Walton also drove a street car, worked for a gas company selling stoves and water heaters door-to-door in Birmingham, and eventually worked for Miller Beauty Supply, selling supplies all over the state until he retired.

He continued singing with The Keymasters then The Rhythm Masters and in all sang close to 60 years, retiring around 2011.

MEETING A LEGEND

It was during a show where The Keymasters were opening for The Blackwood Brothers Quartet, when there was a knock on the door at the venue. There was a 14-year-old boy with a guitar who wanted to come in but didn’t have the money. J.D. Sumner, the bass singer for the Blackwood Brothers, let him in and he wound up performing. His name was Elvis Presley. He sang on stage that night, so Walton saw and heard Presley sing before he became famous.

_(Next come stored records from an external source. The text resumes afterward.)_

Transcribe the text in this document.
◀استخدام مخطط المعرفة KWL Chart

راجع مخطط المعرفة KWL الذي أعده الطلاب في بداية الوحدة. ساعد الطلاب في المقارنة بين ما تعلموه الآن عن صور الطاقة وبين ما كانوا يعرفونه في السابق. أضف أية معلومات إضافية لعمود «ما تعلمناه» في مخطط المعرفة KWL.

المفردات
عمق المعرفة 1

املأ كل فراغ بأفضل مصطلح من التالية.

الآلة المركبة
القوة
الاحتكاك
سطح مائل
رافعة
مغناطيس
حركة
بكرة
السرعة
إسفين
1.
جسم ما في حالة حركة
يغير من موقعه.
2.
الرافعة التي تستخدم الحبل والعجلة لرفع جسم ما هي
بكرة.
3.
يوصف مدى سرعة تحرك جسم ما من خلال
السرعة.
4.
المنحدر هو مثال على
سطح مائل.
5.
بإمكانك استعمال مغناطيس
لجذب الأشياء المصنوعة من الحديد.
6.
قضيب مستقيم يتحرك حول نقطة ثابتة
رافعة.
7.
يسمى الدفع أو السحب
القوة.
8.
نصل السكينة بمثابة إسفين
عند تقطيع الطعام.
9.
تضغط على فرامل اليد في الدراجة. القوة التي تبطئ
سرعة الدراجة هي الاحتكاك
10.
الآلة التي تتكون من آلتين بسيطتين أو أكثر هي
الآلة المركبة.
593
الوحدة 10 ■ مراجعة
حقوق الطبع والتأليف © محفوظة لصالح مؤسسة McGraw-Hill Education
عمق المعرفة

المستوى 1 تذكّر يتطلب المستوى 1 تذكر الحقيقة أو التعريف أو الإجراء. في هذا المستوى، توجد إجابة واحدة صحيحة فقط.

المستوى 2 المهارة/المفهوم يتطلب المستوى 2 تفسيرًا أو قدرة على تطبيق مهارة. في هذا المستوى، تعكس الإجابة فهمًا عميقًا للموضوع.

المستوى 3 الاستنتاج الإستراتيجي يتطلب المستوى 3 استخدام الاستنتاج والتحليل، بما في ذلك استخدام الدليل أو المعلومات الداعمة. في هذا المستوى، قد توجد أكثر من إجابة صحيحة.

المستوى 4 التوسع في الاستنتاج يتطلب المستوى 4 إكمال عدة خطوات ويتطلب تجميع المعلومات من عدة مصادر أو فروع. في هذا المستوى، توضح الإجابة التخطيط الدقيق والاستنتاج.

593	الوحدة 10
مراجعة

Years later, when Presley was doing a concert in the same town where The Blackwood Brothers were performing, Sumner knocked on the back door and told the person who answered the door to tell Presley that J.D. Sumner was at the back door and Presley came and let him in. Later on, Presley hired Sumner and his Stamps quartet as his back-up singers in 1971.

CHELSEA IS HOME

Walton still lives off Shelby County 32 in Chelsea where his family has lived for five generations. He attended Union Methodist Church from the age of 8 until he was no longer able to go due to health reasons. He and Hilma were married for 70 years before she passed away in 2012.

Brasher said Walton is “doing excellent for what he’s been through” and as soon as the coronavirus crisis is over, it’s one of their first priorities to see the Bates family.